Wednesday, 15 April 2009

Virtuoso Piano Transcriptions: A Piano Recital by Kenneth Hamilton / Review

VIRTUOSO PIANO TRANSCRIPTIONS
KENNETH HAMILTON, Piano
Esplanade Recital Studio
Sunday (12 April 2009)

This review was published in The Straits Times on 14 April 2009, with the byline A Performer Who Brings On Goosebumps (!)

In a third recital in as many years, Scottish pianist Kenneth Hamilton, music lecturer at Birmingham University, regaled a committed band of pianophiles and students with yet another show of oratorical wit and imperious pianism. His is a glorious reliving of a swashbuckling brand of programming and performance values, unafraid of favouring transcribed music over originals, and bringing the cult of the performer to the forefront.

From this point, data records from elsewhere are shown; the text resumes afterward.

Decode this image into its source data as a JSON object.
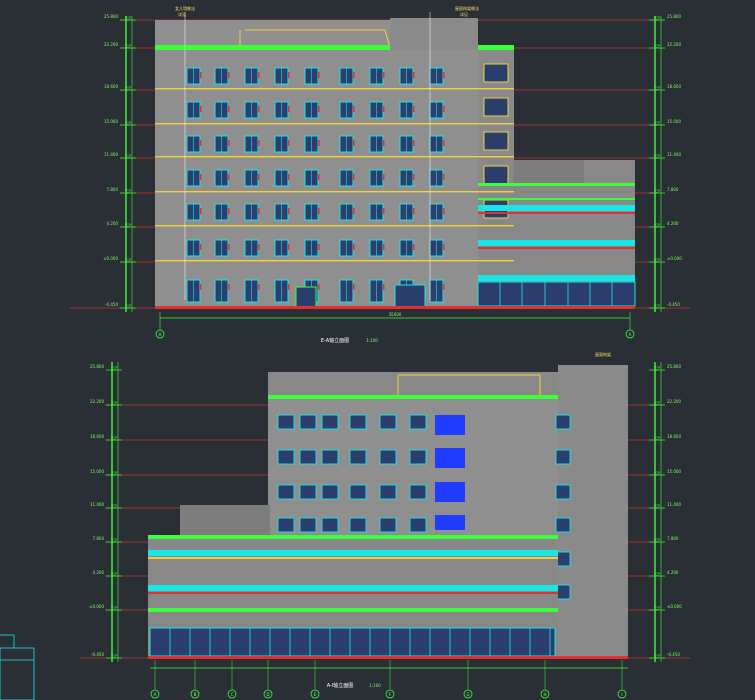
{
  "drawing": {
    "background": "#2a2e35",
    "colors": {
      "wall": "#8f8f8f",
      "wall_dark": "#7a7a7a",
      "window_frame": "#19e6e6",
      "window_pane": "#2c3e6e",
      "green": "#3bff3b",
      "red": "#e03030",
      "yellow": "#f2d23c",
      "blue": "#1f3cff",
      "white": "#ffffff",
      "dim": "#595959"
    }
  },
  "elevation_top": {
    "title": "E-A轴立面图",
    "scale": "1:100",
    "left_axis": "H",
    "right_axis": "A",
    "overall_dim": "35000",
    "roof_notes": [
      "女儿墙做法",
      "详见"
    ],
    "roof_notes_right": [
      "屋面构架做法",
      "详见"
    ]
  },
  "elevation_bottom": {
    "title": "A-I轴立面图",
    "scale": "1:100",
    "axes": [
      "A",
      "B",
      "C",
      "D",
      "E",
      "F",
      "G",
      "H",
      "I"
    ],
    "roof_note": "屋面构架"
  },
  "level_marks": [
    "25.800",
    "22.200",
    "18.600",
    "15.000",
    "11.400",
    "7.800",
    "4.200",
    "±0.000",
    "-0.450"
  ]
}
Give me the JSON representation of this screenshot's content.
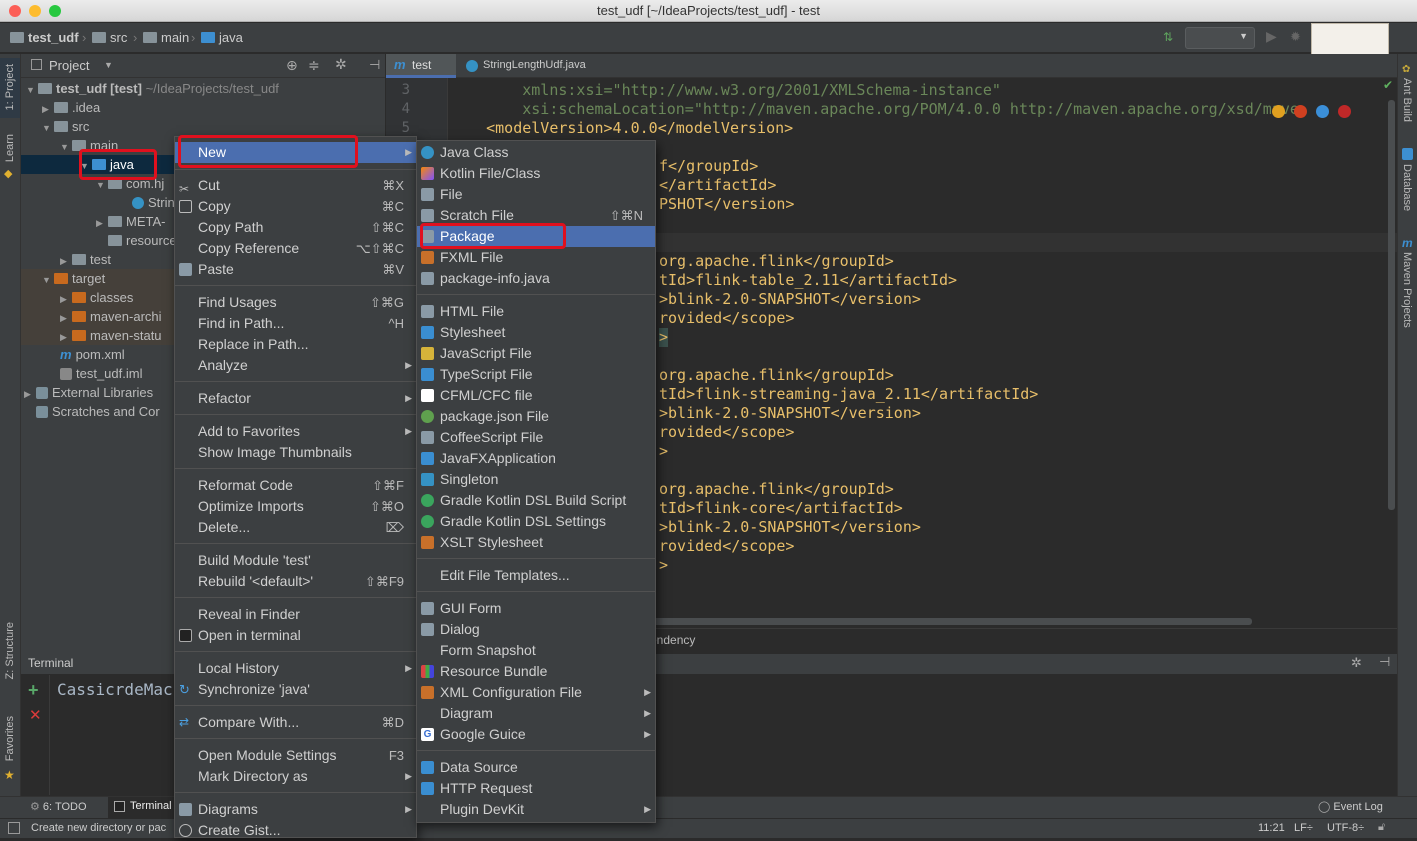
{
  "window": {
    "title": "test_udf [~/IdeaProjects/test_udf] - test"
  },
  "breadcrumbs": [
    "test_udf",
    "src",
    "main",
    "java"
  ],
  "colors": {
    "accent": "#4b6eaf",
    "highlight_border": "#e0101e",
    "panel_bg": "#3c3f41",
    "editor_bg": "#2b2b2b"
  },
  "left_strip": {
    "project": "1: Project",
    "learn": "Learn",
    "structure": "Z: Structure",
    "favorites": "Favorites"
  },
  "right_strip": {
    "ant": "Ant Build",
    "database": "Database",
    "maven": "Maven Projects"
  },
  "project_panel": {
    "title": "Project",
    "tree": [
      {
        "label": "test_udf [test]",
        "extra": "~/IdeaProjects/test_udf"
      },
      {
        "label": ".idea"
      },
      {
        "label": "src"
      },
      {
        "label": "main"
      },
      {
        "label": "java"
      },
      {
        "label": "com.hj"
      },
      {
        "label": "Strin"
      },
      {
        "label": "META-"
      },
      {
        "label": "resources"
      },
      {
        "label": "test"
      },
      {
        "label": "target"
      },
      {
        "label": "classes"
      },
      {
        "label": "maven-archi"
      },
      {
        "label": "maven-statu"
      },
      {
        "label": "pom.xml"
      },
      {
        "label": "test_udf.iml"
      },
      {
        "label": "External Libraries"
      },
      {
        "label": "Scratches and Cor"
      }
    ]
  },
  "editor": {
    "tabs": [
      "test",
      "StringLengthUdf.java"
    ],
    "line_numbers": [
      "3",
      "4",
      "5"
    ],
    "lines": [
      "        xmlns:xsi=\"http://www.w3.org/2001/XMLSchema-instance\"",
      "        xsi:schemaLocation=\"http://maven.apache.org/POM/4.0.0 http://maven.apache.org/xsd/mave",
      "    <modelVersion>4.0.0</modelVersion>",
      "f</groupId>",
      "</artifactId>",
      "PSHOT</version>",
      "org.apache.flink</groupId>",
      "tId>flink-table_2.11</artifactId>",
      ">blink-2.0-SNAPSHOT</version>",
      "rovided</scope>",
      ">",
      "org.apache.flink</groupId>",
      "tId>flink-streaming-java_2.11</artifactId>",
      ">blink-2.0-SNAPSHOT</version>",
      "rovided</scope>",
      ">",
      "org.apache.flink</groupId>",
      "tId>flink-core</artifactId>",
      ">blink-2.0-SNAPSHOT</version>",
      "rovided</scope>",
      ">"
    ],
    "bottom_crumb": "endency"
  },
  "terminal": {
    "title": "Terminal",
    "prompt": "CassicrdeMac"
  },
  "bottom_tabs": {
    "todo": "6: TODO",
    "terminal": "Terminal",
    "event_log": "Event Log"
  },
  "status": {
    "hint": "Create new directory or pac",
    "time": "11:21",
    "line_sep": "LF÷",
    "encoding": "UTF-8÷"
  },
  "context_menu": {
    "items": [
      {
        "label": "New",
        "shortcut": "",
        "submenu": true
      },
      {
        "label": "Cut",
        "shortcut": "⌘X"
      },
      {
        "label": "Copy",
        "shortcut": "⌘C"
      },
      {
        "label": "Copy Path",
        "shortcut": "⇧⌘C"
      },
      {
        "label": "Copy Reference",
        "shortcut": "⌥⇧⌘C"
      },
      {
        "label": "Paste",
        "shortcut": "⌘V"
      },
      {
        "label": "Find Usages",
        "shortcut": "⇧⌘G"
      },
      {
        "label": "Find in Path...",
        "shortcut": "^H"
      },
      {
        "label": "Replace in Path...",
        "shortcut": ""
      },
      {
        "label": "Analyze",
        "shortcut": "",
        "submenu": true
      },
      {
        "label": "Refactor",
        "shortcut": "",
        "submenu": true
      },
      {
        "label": "Add to Favorites",
        "shortcut": "",
        "submenu": true
      },
      {
        "label": "Show Image Thumbnails",
        "shortcut": ""
      },
      {
        "label": "Reformat Code",
        "shortcut": "⇧⌘F"
      },
      {
        "label": "Optimize Imports",
        "shortcut": "⇧⌘O"
      },
      {
        "label": "Delete...",
        "shortcut": "⌦"
      },
      {
        "label": "Build Module 'test'",
        "shortcut": ""
      },
      {
        "label": "Rebuild '<default>'",
        "shortcut": "⇧⌘F9"
      },
      {
        "label": "Reveal in Finder",
        "shortcut": ""
      },
      {
        "label": "Open in terminal",
        "shortcut": ""
      },
      {
        "label": "Local History",
        "shortcut": "",
        "submenu": true
      },
      {
        "label": "Synchronize 'java'",
        "shortcut": ""
      },
      {
        "label": "Compare With...",
        "shortcut": "⌘D"
      },
      {
        "label": "Open Module Settings",
        "shortcut": "F3"
      },
      {
        "label": "Mark Directory as",
        "shortcut": "",
        "submenu": true
      },
      {
        "label": "Diagrams",
        "shortcut": "",
        "submenu": true
      },
      {
        "label": "Create Gist...",
        "shortcut": ""
      }
    ]
  },
  "new_submenu": {
    "items": [
      {
        "label": "Java Class",
        "shortcut": ""
      },
      {
        "label": "Kotlin File/Class",
        "shortcut": ""
      },
      {
        "label": "File",
        "shortcut": ""
      },
      {
        "label": "Scratch File",
        "shortcut": "⇧⌘N"
      },
      {
        "label": "Package",
        "shortcut": ""
      },
      {
        "label": "FXML File",
        "shortcut": ""
      },
      {
        "label": "package-info.java",
        "shortcut": ""
      },
      {
        "label": "HTML File",
        "shortcut": ""
      },
      {
        "label": "Stylesheet",
        "shortcut": ""
      },
      {
        "label": "JavaScript File",
        "shortcut": ""
      },
      {
        "label": "TypeScript File",
        "shortcut": ""
      },
      {
        "label": "CFML/CFC file",
        "shortcut": ""
      },
      {
        "label": "package.json File",
        "shortcut": ""
      },
      {
        "label": "CoffeeScript File",
        "shortcut": ""
      },
      {
        "label": "JavaFXApplication",
        "shortcut": ""
      },
      {
        "label": "Singleton",
        "shortcut": ""
      },
      {
        "label": "Gradle Kotlin DSL Build Script",
        "shortcut": ""
      },
      {
        "label": "Gradle Kotlin DSL Settings",
        "shortcut": ""
      },
      {
        "label": "XSLT Stylesheet",
        "shortcut": ""
      },
      {
        "label": "Edit File Templates...",
        "shortcut": ""
      },
      {
        "label": "GUI Form",
        "shortcut": ""
      },
      {
        "label": "Dialog",
        "shortcut": ""
      },
      {
        "label": "Form Snapshot",
        "shortcut": ""
      },
      {
        "label": "Resource Bundle",
        "shortcut": ""
      },
      {
        "label": "XML Configuration File",
        "shortcut": "",
        "submenu": true
      },
      {
        "label": "Diagram",
        "shortcut": "",
        "submenu": true
      },
      {
        "label": "Google Guice",
        "shortcut": "",
        "submenu": true
      },
      {
        "label": "Data Source",
        "shortcut": ""
      },
      {
        "label": "HTTP Request",
        "shortcut": ""
      },
      {
        "label": "Plugin DevKit",
        "shortcut": "",
        "submenu": true
      }
    ]
  }
}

In this recital unabashedly filled with transcriptions – once considered no-no’s to purists and puritans – brought forth the usual suspects, including the highs and lows of Franz Liszt (left). His mighty Reminiscences de Norma after Bellini’s bel canto opera was delivered with a fearless bravura that made light of its extremely taxing demands. Only a minor muddle in the middle revealed Hamilton to be human after all.

Contrast this with the Capriccio alla Turca, possibly Liszt’s worst transcription of Beethoven’s worst music, a vulgar march from The Ruins Of Athens overloaded with meretricious effects but saved by the startlingly modern-sounding Dervishes’ Dance. With the Romantic period, there is often no separating the ridiculous from the sublime.

No such issues with Ferruccio Busoni’s Carmen Fantasy, where Hamilton brought out the opera’s darker and ironic aspects through its veneer of superficial familiarity. The selection of Percy Grainger (left) pieces was excellent, beginning with the Ramble (Grainger’s own description) on the final love duet from Richard Strauss’ Der Rosenkavalier. Although simulating ultimate cocktail music, the technique required to pull it off (including all three pedals of the grand piano) even transcends the virtuoso realm. The Tune from County Derry (or Danny Boy) and its close cousin Colonial Song brought on the goose bumps.

Hamilton’s own teacher Ronald Stevenson, a Busoni acolyte, was represented by his Three Elizabethan Pieces, which turned John Bull’s courtly dances (Pavan, Galliard and The King's Hunt) for the virginal (an early harpsichord-like instrument) into cathedrals of sound. Hamilton truly reveled in these gems, as with John Ireland’s Decorations, three little-known impressionist visions that could out-Debussy Debussy.

Finally Leopold Godowsky’s Symphonic Metamorphosis on Johann Strauss’ Kunstlerleben – a Frankenstein monster of the original waltz – brought the house down amidst a riotous marrying of melodies with decadent harmonies. Hamilton’s encores? More Grainger (Maguire's Kick) and his own transcription of the famous aria from Saint-Saens’ Samson And Delilah, suggesting that his great pianist-composer forebears had not laboured in vain.
This recital was presented by the University of Birmingham.